Vladimir Putin had his own taster come in... It says a lot about who you are in the world'
A man in a baseball cap walks up to Peter Gilmore with a smile. “I had your snow egg five years ago,” he says. “And it was fantastic.” He shakes Gilmore’s hand, then wanders away along the boardwalk at Campbells Cove and disappears, along with other sightseers and joggers, along the path that snakes under the Sydney Harbour Bridge
On this sunny Thursday, even if you didn’t know about the famous snow egg or recognise Peter Gilmore as its creator, it’s still easy to pick him as a Very Important Chef. Not just because he’s a stone’s throw from Quay, the fine-dining restaurant he has led for the past 25 years, nor that he’s accompanied by a photographer bearing a lighting rig. It’s because he’s dressed, outdoors, in pristine chef’s whites. He might as well be wearing a toque.
But even in his civilian garb on the weekends, Gilmore says he gets recognised on the streets: “It’s the MasterChef thing.” The snow egg – a soft meringue orb filled with custard apple ice-cream and draped in maltose tuile, resting on a bed of guava granita and cream, and served in a Riedel glass – had a starring role in the 2010 finale of the reality TV cooking show, which had a peak of 4.35 million viewers, making the episode the most watched non-sporting event since Australian TV ratings began, as reported at the time.
Some chefs might be bothered about having their careers so tied to a single creation. But for Gilmore, the snow egg is a snowballing accomplishment. “I see myself as quite a sort of humble person,” says Gilmore. “[But] there is a sense of pride in being acknowledged as doing something good.”
We’re only a five-minute stroll from Quay, but Gilmore is not a walker-and-talker. He pauses mid-stride, occasionally scrunching up his face in deep concentration, though this could be because of the intense Sydney sun beating down on him (his chef’s uniform does not include a sunhat). As he talks, he regally rests his hand on his chest, sliding his fingers between the button gaps in his jacket; other times, he flaps his sleeves like a restless schoolboy.

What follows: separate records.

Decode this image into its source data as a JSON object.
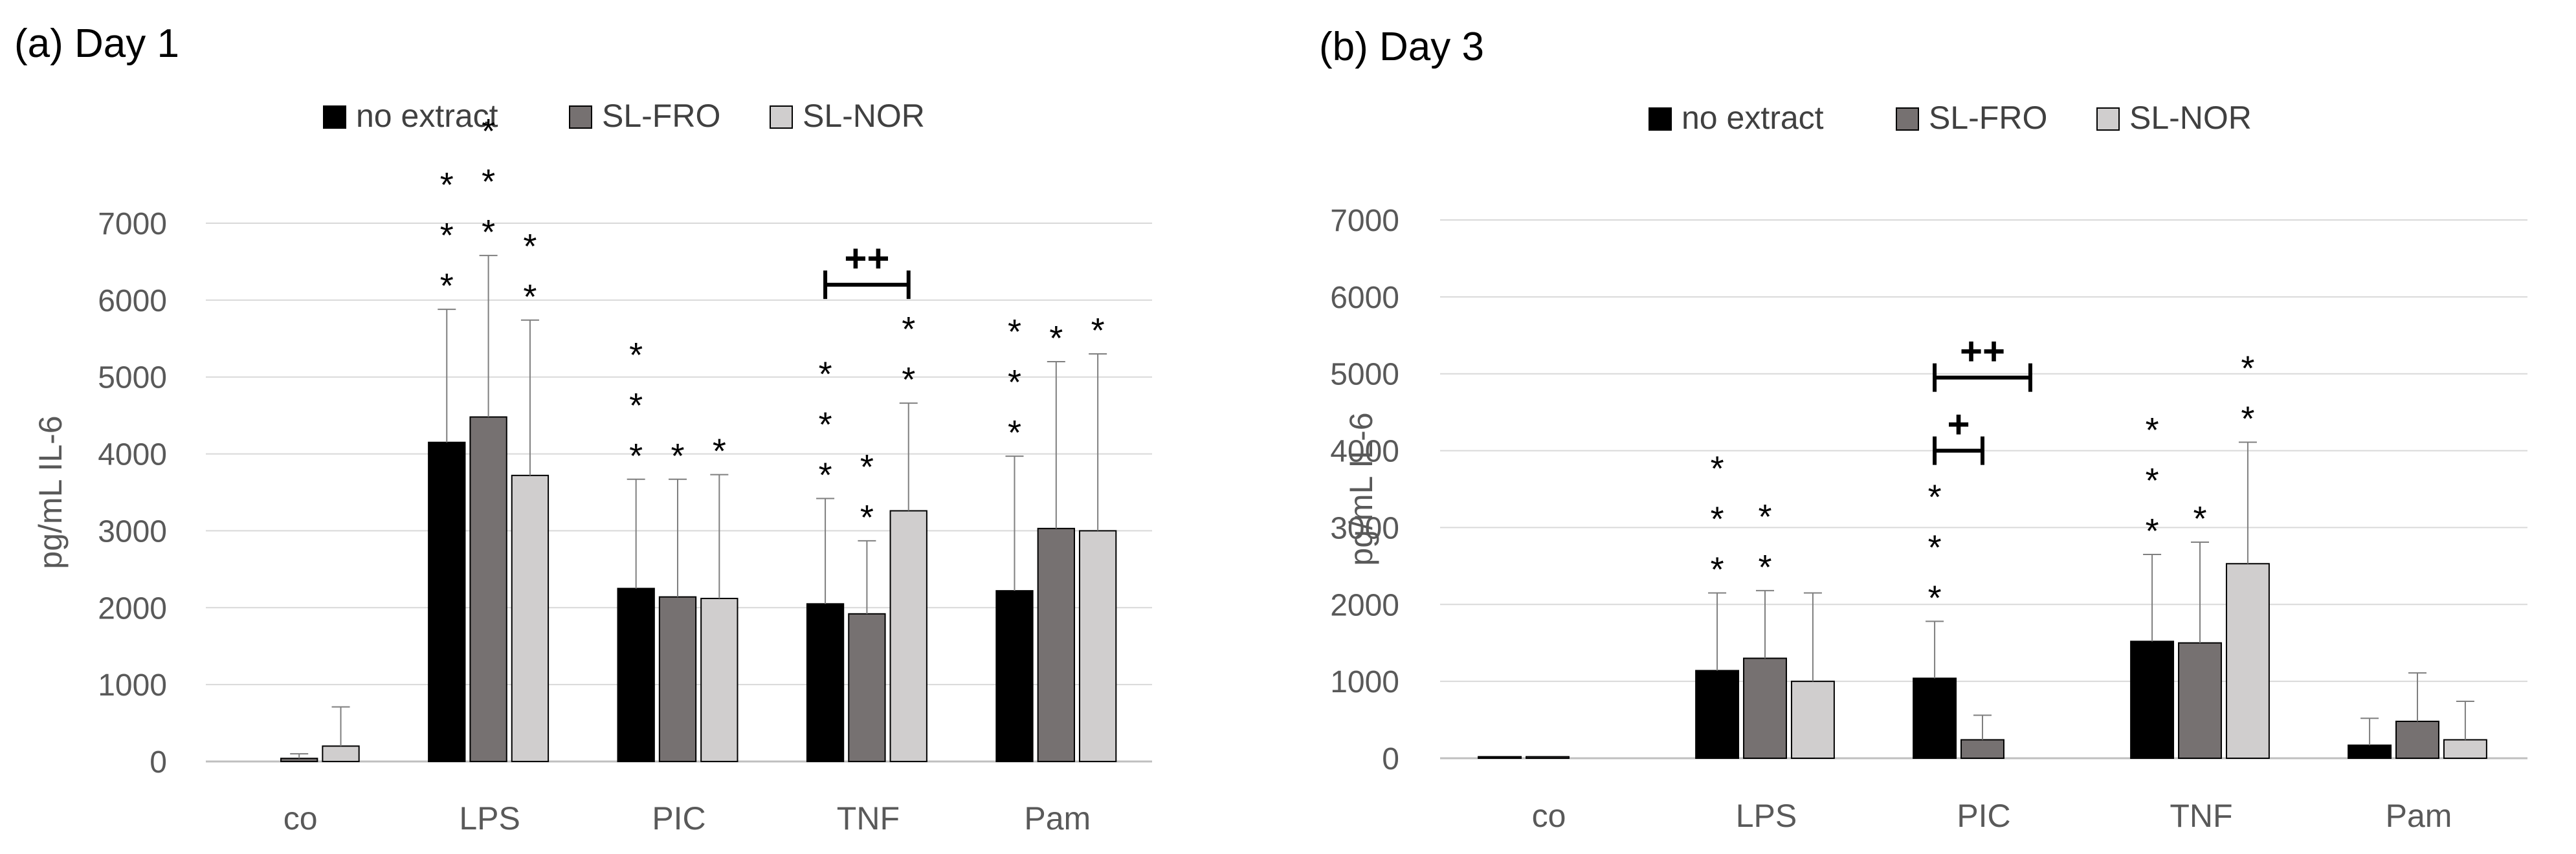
{
  "chart_data": [
    {
      "type": "bar",
      "panel_title": "(a) Day 1",
      "ylabel": "pg/mL IL-6",
      "ylim": [
        0,
        7000
      ],
      "yticks": [
        0,
        1000,
        2000,
        3000,
        4000,
        5000,
        6000,
        7000
      ],
      "grid": true,
      "legend_position": "top",
      "categories": [
        "co",
        "LPS",
        "PIC",
        "TNF",
        "Pam"
      ],
      "series": [
        {
          "name": "no extract",
          "color": "#000000",
          "values": [
            0,
            4150,
            2250,
            2050,
            2220
          ],
          "errors": [
            0,
            1730,
            1420,
            1370,
            1750
          ]
        },
        {
          "name": "SL-FRO",
          "color": "#767171",
          "values": [
            40,
            4480,
            2140,
            1920,
            3030
          ],
          "errors": [
            60,
            2100,
            1530,
            950,
            2170
          ]
        },
        {
          "name": "SL-NOR",
          "color": "#d0cece",
          "values": [
            200,
            3720,
            2120,
            3260,
            3000
          ],
          "errors": [
            510,
            2020,
            1610,
            1400,
            2300
          ]
        }
      ],
      "significance_marks": [
        {
          "category": "LPS",
          "series": "no extract",
          "label": "***"
        },
        {
          "category": "LPS",
          "series": "SL-FRO",
          "label": "***"
        },
        {
          "category": "LPS",
          "series": "SL-NOR",
          "label": "**"
        },
        {
          "category": "PIC",
          "series": "no extract",
          "label": "***"
        },
        {
          "category": "PIC",
          "series": "SL-FRO",
          "label": "*"
        },
        {
          "category": "PIC",
          "series": "SL-NOR",
          "label": "*"
        },
        {
          "category": "TNF",
          "series": "no extract",
          "label": "***"
        },
        {
          "category": "TNF",
          "series": "SL-FRO",
          "label": "**"
        },
        {
          "category": "TNF",
          "series": "SL-NOR",
          "label": "**"
        },
        {
          "category": "Pam",
          "series": "no extract",
          "label": "***"
        },
        {
          "category": "Pam",
          "series": "SL-FRO",
          "label": "*"
        },
        {
          "category": "Pam",
          "series": "SL-NOR",
          "label": "*"
        }
      ],
      "comparison_brackets": [
        {
          "category": "TNF",
          "from": "no extract",
          "to": "SL-NOR",
          "label": "++",
          "y": 6200
        }
      ]
    },
    {
      "type": "bar",
      "panel_title": "(b) Day 3",
      "ylabel": "pg/mL IL-6",
      "ylim": [
        0,
        7000
      ],
      "yticks": [
        0,
        1000,
        2000,
        3000,
        4000,
        5000,
        6000,
        7000
      ],
      "grid": true,
      "legend_position": "top",
      "categories": [
        "co",
        "LPS",
        "PIC",
        "TNF",
        "Pam"
      ],
      "series": [
        {
          "name": "no extract",
          "color": "#000000",
          "values": [
            20,
            1140,
            1040,
            1520,
            170
          ],
          "errors": [
            0,
            1010,
            740,
            1130,
            350
          ]
        },
        {
          "name": "SL-FRO",
          "color": "#767171",
          "values": [
            20,
            1300,
            240,
            1500,
            480
          ],
          "errors": [
            0,
            880,
            320,
            1310,
            630
          ]
        },
        {
          "name": "SL-NOR",
          "color": "#d0cece",
          "values": [
            0,
            1000,
            0,
            2530,
            240
          ],
          "errors": [
            0,
            1150,
            0,
            1580,
            500
          ]
        }
      ],
      "significance_marks": [
        {
          "category": "LPS",
          "series": "no extract",
          "label": "***"
        },
        {
          "category": "LPS",
          "series": "SL-FRO",
          "label": "**"
        },
        {
          "category": "PIC",
          "series": "no extract",
          "label": "***"
        },
        {
          "category": "TNF",
          "series": "no extract",
          "label": "***"
        },
        {
          "category": "TNF",
          "series": "SL-FRO",
          "label": "*"
        },
        {
          "category": "TNF",
          "series": "SL-NOR",
          "label": "**"
        }
      ],
      "comparison_brackets": [
        {
          "category": "PIC",
          "from": "no extract",
          "to": "SL-NOR",
          "label": "++",
          "y": 4950
        },
        {
          "category": "PIC",
          "from": "no extract",
          "to": "SL-FRO",
          "label": "+",
          "y": 4000
        }
      ]
    }
  ]
}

It is rare for restaurants and their chefs to stick around for so long, and in one place. But Gilmore has been executive chef at Quay since 2001; the restaurant was established in 1999 by the Fink Goup. But after 27 years, a $4m renovation in 2018 and a slew of national and international awards, Quay will close on 14 February. It’s the result of a “triple whammy” of factors, says Gilmore: a decline in international diners, rising wages and the cost-of-living crisis. The degustation at Quay costs $365 per person.

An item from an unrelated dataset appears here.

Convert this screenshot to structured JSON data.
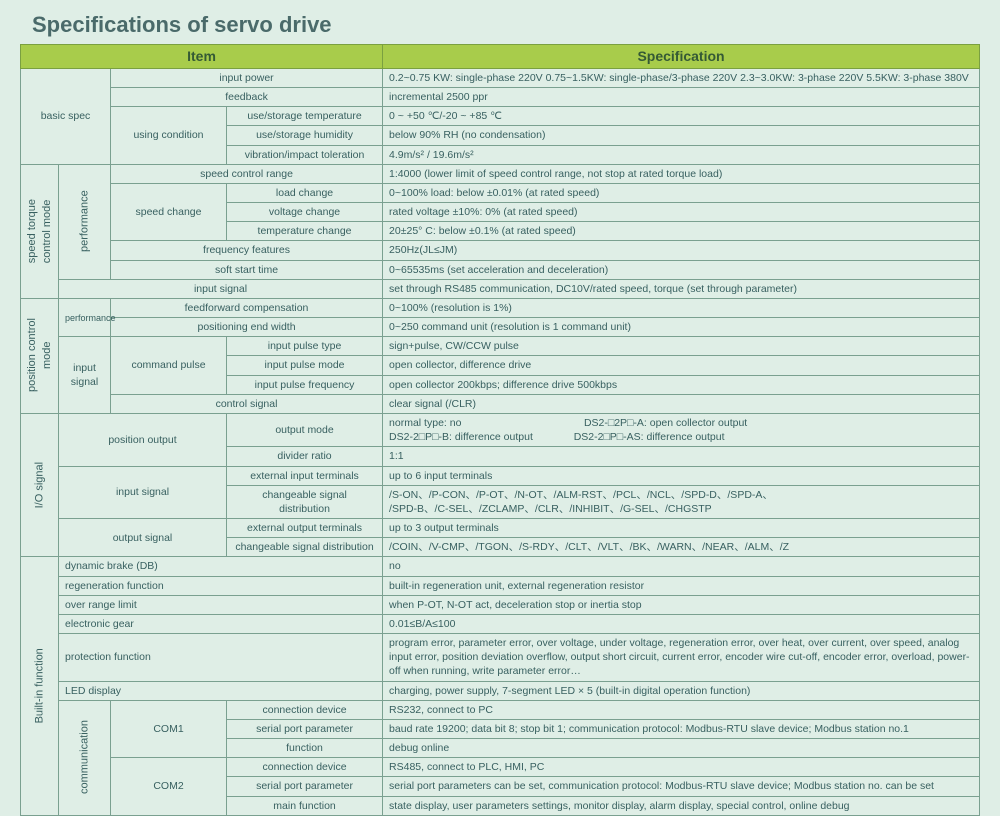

“We weren’t at the stage where we had to close. [But] we were breaking even rather than actually making a profit for the last three years. So, you know, you could say that after 24 years, all good things come to an end.”
Growing up in Ryde, in suburban north-west Sydney, Gilmore credits his mother, a keen home cook and dinner party host, for sparking his interest in food. A toddler-aged Gilmore would accompany her to cooking lessons run by Margaret Fulton. “By about 10, I was kicking Dad off the barbecue because he would always overcook the steak,” says Gilmore.

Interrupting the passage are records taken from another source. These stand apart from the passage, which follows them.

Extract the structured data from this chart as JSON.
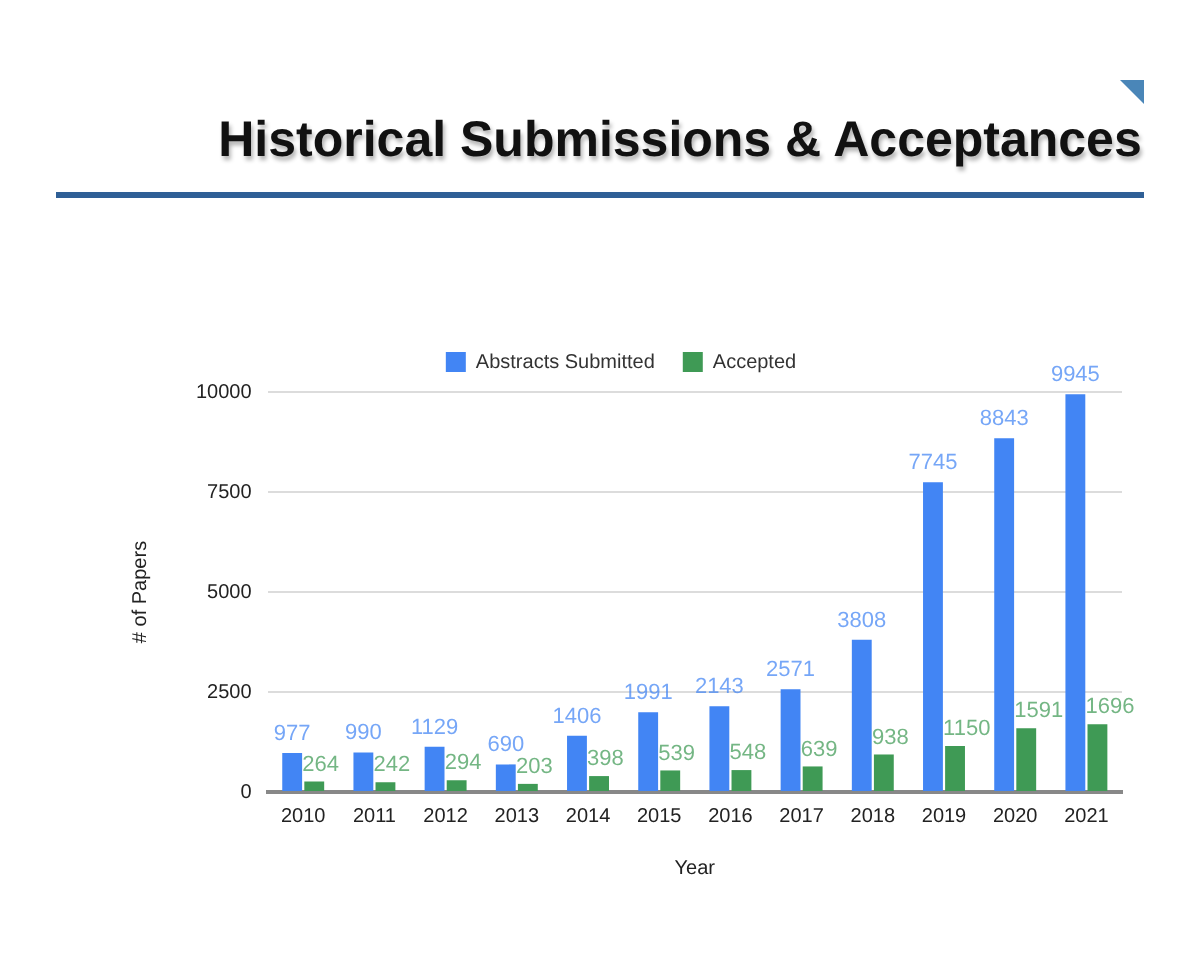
{
  "chart_data": {
    "type": "bar",
    "title": "Historical Submissions & Acceptances",
    "xlabel": "Year",
    "ylabel": "# of Papers",
    "categories": [
      "2010",
      "2011",
      "2012",
      "2013",
      "2014",
      "2015",
      "2016",
      "2017",
      "2018",
      "2019",
      "2020",
      "2021"
    ],
    "series": [
      {
        "name": "Abstracts Submitted",
        "color": "#4285f4",
        "values": [
          977,
          990,
          1129,
          690,
          1406,
          1991,
          2143,
          2571,
          3808,
          7745,
          8843,
          9945
        ]
      },
      {
        "name": "Accepted",
        "color": "#3f9a55",
        "values": [
          264,
          242,
          294,
          203,
          398,
          539,
          548,
          639,
          938,
          1150,
          1591,
          1696
        ]
      }
    ],
    "ylim": [
      0,
      10000
    ],
    "yticks": [
      0,
      2500,
      5000,
      7500,
      10000
    ],
    "grid": "y",
    "legend": "top",
    "data_labels": true
  }
}
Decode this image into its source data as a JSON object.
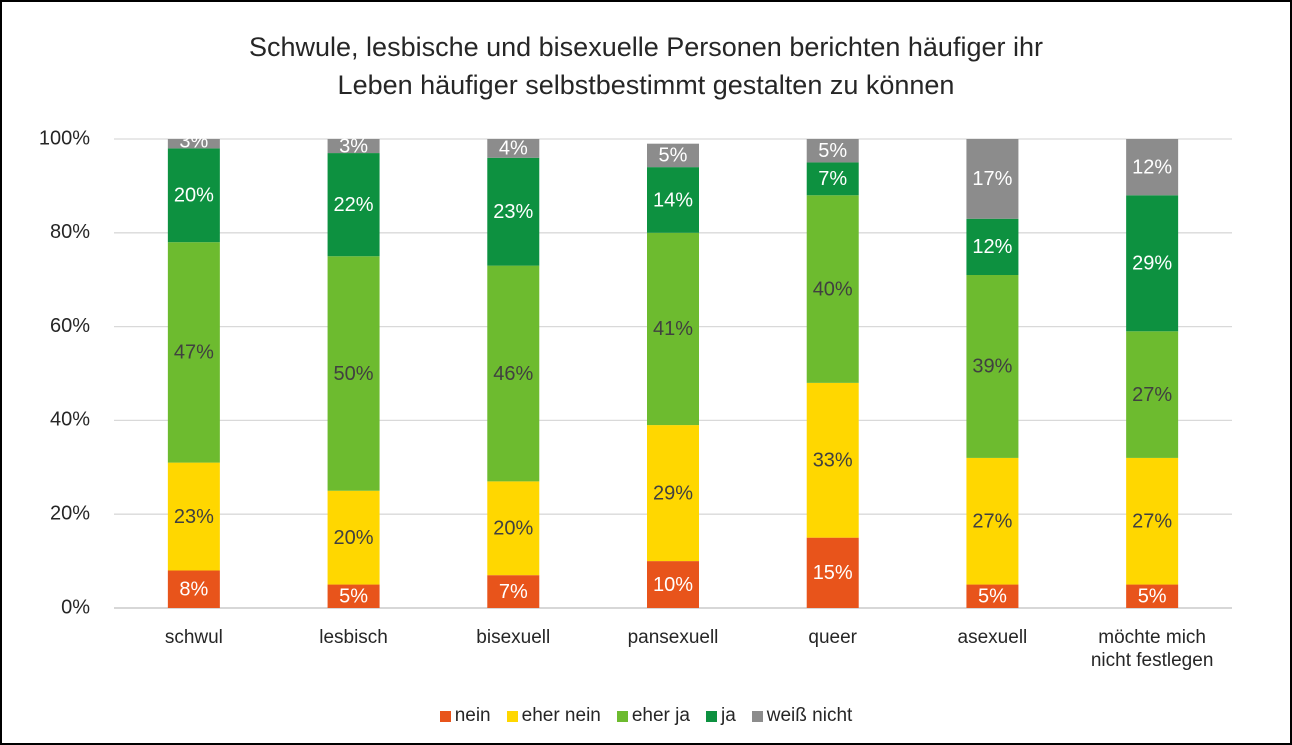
{
  "chart_data": {
    "type": "stacked_bar",
    "title": "Schwule, lesbische und bisexuelle Personen berichten häufiger ihr\nLeben häufiger selbstbestimmt gestalten zu können",
    "categories": [
      "schwul",
      "lesbisch",
      "bisexuell",
      "pansexuell",
      "queer",
      "asexuell",
      "möchte mich\nnicht festlegen"
    ],
    "series": [
      {
        "name": "nein",
        "color": "#e8541b",
        "label_color": "#ffffff",
        "values": [
          8,
          5,
          7,
          10,
          15,
          5,
          5
        ],
        "value_labels": [
          "8%",
          "5%",
          "7%",
          "10%",
          "15%",
          "5%",
          "5%"
        ]
      },
      {
        "name": "eher nein",
        "color": "#ffd700",
        "label_color": "#404040",
        "values": [
          23,
          20,
          20,
          29,
          33,
          27,
          27
        ],
        "value_labels": [
          "23%",
          "20%",
          "20%",
          "29%",
          "33%",
          "27%",
          "27%"
        ]
      },
      {
        "name": "eher ja",
        "color": "#6dbb2f",
        "label_color": "#404040",
        "values": [
          47,
          50,
          46,
          41,
          40,
          39,
          27
        ],
        "value_labels": [
          "47%",
          "50%",
          "46%",
          "41%",
          "40%",
          "39%",
          "27%"
        ]
      },
      {
        "name": "ja",
        "color": "#0d9140",
        "label_color": "#ffffff",
        "values": [
          20,
          22,
          23,
          14,
          7,
          12,
          29
        ],
        "value_labels": [
          "20%",
          "22%",
          "23%",
          "14%",
          "7%",
          "12%",
          "29%"
        ]
      },
      {
        "name": "weiß nicht",
        "color": "#8c8c8c",
        "label_color": "#ffffff",
        "values": [
          3,
          3,
          4,
          5,
          5,
          17,
          12
        ],
        "value_labels": [
          "3%",
          "3%",
          "4%",
          "5%",
          "5%",
          "17%",
          "12%"
        ]
      }
    ],
    "ylim": [
      0,
      100
    ],
    "yticks": [
      {
        "value": 0,
        "label": "0%"
      },
      {
        "value": 20,
        "label": "20%"
      },
      {
        "value": 40,
        "label": "40%"
      },
      {
        "value": 60,
        "label": "60%"
      },
      {
        "value": 80,
        "label": "80%"
      },
      {
        "value": 100,
        "label": "100%"
      }
    ],
    "grid": true,
    "legend": "bottom"
  }
}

While Gilmore’s friends would sit down to meat and three veg at their homes, his mother would serve Italian, Thai and Chinese dishes at the Gilmore family table. “I sort of grew up with a multicultural palate … in the mid 1970s, it was probably more unusual than normal.”
At 16, he started his apprenticeship at Manor House in Balmain, a French-influenced fine-dining restaurant that was considered “one of the top five restaurants in Sydney” at the time, and counted the late broadcaster John Laws among its regular clientele. (Manor House is also where he met his wife, Kath. They’ve been married for 33 years.)
By 32, after a “formative time” in the UK, he was installed as the new head chef at Quay, with the brief to make the menu “more modern and more Australian”.
In real terms, this has translated into dishes like Gilmore’s “sea pearls”: an assortment of delicate spheres (he seems to have a thing for orbs) of paper-thin greenlip abalone suspended in dashi jelly, for example, or delicate slices of scallop huddled around creme fraiche spiked with Tahitian lime.
But if we’re talking legacy, it’s not plating but the people that Gilmore is most proud of. He estimates 600 chefs have piped, pureed and Pacojetted their way through Quay’s kitchen, and under his watch. “Being able to train, inspire and influence all those chefs and … where they go and how many people they influence, I’m really proud of that,” says Gilmore.